Just in Colorado alone, there are elected officials, former and present, who use their positions and taxpayers $'s to unjustly benefit (self-enrich). 
But they've yet to be investigated. 

Here's Colorado's Voting Recusal Provisions...What's your state's? 


Colorado Constitution Art 5, Sec. 43: A member of the General Assembly who has a "personal or private interest" in pending legislation must disclose the fact of such interest and may not vote on the legislation.
Senate Rule 17, 41: Senators shall not vote on bills in which they have personal or private interests. If this is the case, they must disclose those interests before being excused. A senators is considered to have personal or private interests in measures if he:
  • Has substantial economic interests in the measure distinct from those held generally by members of the same occupation or business, of if a close relative has such an interest,
  • Has an interest in an enterprise that would be affected by the proposed legislation differently from like enterprises,
  • Has a close relative or a close economic association with someone who has a financial interest in an enterprise that would be affected differently from others,
  • Has a close economic association with, or has a relative who is, a lobbyist or lobbyist employer who is influencing legislation on which the legislator would be expected to vote,
  • Accepts a gift, loan, service or other economic opportunity from someone who would be affected by or has interest in an enterprise that would be affected by the legislation. This provision applies when close relatives of a senator accept the same.
Senators are always allowed to vote for something that would adversely affect their personal or private interests.
House Rule 21: A request by a member to be excused from voting shall be made before the call for the ayes and noes has begun; any member desiring to be excused from voting on a question shall make a brief statement of the reasons therefor, and the question shall be put without further debate.
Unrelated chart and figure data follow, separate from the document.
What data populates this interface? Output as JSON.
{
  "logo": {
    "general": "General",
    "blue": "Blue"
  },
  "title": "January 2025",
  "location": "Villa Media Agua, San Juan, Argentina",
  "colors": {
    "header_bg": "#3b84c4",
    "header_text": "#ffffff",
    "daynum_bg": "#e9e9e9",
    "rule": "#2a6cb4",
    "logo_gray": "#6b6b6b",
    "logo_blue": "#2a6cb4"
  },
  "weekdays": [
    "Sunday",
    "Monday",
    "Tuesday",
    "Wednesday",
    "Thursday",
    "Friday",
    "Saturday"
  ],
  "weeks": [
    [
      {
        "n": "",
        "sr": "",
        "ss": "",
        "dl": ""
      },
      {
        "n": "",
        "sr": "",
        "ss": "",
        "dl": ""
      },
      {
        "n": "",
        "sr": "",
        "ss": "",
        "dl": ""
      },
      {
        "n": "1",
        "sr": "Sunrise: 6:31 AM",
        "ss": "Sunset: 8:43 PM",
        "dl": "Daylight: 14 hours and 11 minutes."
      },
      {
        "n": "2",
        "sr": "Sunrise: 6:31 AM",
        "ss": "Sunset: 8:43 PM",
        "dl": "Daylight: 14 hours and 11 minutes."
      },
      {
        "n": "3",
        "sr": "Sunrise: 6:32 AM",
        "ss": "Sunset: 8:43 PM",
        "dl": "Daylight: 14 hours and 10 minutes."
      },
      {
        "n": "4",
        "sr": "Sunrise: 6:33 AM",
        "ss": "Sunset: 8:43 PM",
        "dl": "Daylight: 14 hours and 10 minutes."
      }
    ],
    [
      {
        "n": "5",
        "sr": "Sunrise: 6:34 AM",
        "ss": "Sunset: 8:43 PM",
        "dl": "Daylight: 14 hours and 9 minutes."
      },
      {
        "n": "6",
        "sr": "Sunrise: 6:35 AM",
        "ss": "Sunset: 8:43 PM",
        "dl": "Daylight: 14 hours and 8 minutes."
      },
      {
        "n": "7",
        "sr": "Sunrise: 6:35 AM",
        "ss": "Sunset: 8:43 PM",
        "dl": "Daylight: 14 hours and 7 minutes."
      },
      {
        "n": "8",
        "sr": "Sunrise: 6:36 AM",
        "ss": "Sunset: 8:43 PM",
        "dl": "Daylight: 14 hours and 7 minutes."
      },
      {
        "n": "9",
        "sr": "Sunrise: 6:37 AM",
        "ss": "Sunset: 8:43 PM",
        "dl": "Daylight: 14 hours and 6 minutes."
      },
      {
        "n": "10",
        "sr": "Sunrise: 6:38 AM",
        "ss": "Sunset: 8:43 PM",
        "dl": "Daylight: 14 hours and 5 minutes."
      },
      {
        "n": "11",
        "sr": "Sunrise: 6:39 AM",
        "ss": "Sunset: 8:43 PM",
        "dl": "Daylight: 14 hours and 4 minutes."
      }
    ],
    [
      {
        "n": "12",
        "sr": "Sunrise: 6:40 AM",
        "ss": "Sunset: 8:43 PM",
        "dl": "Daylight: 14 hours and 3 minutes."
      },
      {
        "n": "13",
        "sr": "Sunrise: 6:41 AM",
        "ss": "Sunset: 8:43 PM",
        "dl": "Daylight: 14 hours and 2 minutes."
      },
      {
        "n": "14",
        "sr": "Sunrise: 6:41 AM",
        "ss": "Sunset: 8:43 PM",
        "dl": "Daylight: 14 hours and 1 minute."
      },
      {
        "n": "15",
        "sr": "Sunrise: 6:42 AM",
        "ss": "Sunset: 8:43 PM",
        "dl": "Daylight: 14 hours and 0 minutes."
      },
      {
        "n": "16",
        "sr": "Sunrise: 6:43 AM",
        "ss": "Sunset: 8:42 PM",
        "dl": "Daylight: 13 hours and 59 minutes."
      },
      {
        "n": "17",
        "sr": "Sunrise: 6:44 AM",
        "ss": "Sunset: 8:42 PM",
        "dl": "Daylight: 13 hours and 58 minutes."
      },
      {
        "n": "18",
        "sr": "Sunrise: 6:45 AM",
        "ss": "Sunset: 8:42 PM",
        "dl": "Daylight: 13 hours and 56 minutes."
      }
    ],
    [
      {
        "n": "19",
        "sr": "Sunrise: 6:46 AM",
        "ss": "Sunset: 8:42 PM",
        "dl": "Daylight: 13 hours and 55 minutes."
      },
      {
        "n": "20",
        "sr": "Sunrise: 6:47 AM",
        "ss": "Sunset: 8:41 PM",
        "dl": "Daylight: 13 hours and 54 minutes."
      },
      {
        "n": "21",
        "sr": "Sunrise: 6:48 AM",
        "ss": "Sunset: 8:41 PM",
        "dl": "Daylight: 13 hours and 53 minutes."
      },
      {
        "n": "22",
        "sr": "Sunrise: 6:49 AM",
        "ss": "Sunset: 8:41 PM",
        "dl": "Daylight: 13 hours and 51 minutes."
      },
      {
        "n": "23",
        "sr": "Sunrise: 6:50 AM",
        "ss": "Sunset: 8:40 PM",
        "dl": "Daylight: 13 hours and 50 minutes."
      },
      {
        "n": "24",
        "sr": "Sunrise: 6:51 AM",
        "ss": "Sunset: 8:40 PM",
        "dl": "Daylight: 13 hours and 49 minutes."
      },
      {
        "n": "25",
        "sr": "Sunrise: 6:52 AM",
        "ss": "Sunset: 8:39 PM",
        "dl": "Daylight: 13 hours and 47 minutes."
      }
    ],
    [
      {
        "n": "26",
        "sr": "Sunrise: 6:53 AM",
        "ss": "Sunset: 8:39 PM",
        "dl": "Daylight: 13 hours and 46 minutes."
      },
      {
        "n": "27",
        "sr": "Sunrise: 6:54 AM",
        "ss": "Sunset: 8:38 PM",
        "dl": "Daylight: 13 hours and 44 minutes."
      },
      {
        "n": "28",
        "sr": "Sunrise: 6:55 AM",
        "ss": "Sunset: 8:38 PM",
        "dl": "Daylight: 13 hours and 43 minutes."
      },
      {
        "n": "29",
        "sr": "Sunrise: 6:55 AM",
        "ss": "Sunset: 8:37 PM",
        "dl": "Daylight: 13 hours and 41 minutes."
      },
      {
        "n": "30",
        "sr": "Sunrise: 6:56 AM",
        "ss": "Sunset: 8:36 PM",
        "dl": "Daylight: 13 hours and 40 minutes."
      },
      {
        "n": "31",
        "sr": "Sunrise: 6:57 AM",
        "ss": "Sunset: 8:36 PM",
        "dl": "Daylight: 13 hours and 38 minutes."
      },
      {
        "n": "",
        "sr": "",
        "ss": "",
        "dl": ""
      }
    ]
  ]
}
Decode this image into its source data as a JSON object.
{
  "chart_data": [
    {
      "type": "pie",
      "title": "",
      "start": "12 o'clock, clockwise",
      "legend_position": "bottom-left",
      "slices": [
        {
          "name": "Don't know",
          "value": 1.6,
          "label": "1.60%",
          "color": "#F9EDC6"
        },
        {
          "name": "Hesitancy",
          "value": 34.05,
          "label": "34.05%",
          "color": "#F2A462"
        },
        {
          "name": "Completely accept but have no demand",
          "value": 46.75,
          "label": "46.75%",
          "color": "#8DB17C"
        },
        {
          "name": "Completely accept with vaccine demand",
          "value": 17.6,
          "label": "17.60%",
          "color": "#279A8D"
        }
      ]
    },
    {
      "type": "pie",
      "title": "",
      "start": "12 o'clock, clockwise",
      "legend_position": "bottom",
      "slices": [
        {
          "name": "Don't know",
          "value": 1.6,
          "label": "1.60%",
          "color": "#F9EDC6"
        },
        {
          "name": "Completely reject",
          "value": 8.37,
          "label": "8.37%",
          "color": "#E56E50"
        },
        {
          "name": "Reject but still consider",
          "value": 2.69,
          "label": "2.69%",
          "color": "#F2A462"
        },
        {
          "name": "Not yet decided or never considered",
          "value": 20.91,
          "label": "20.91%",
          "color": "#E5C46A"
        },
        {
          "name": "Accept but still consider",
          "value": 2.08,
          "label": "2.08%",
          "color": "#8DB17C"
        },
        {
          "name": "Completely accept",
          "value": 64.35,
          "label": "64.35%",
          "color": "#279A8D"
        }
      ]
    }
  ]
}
A member who has an immediate personal or financial interest in any bill or measure proposed or pending before the General Assembly shall disclose the fact to the House, and shall not vote upon such bill or measure.
Colorado Revised Statutes 24-18-107. Ethical principles for members of the general assembly. ... In deciding whether or not he has a personal or private interest, a member shall consider, among other things, the following:
  • (a) Whether the interest impedes his independence of judgment;
  • (b) The effect of his participation on public confidence in the integrity of the general assembly; and
  • (c) Whether his participation is likely to have any significant effect on the disposition of the matter.

    An interest situation does not arise from legislation affecting the entire membership of a class. If a member of the general assembly elects to disclose the interest, he shall do so as provided in the rules of the house of representatives or the senate, but in no case shall failure to disclose constitute a breach of the public trust of legislative office.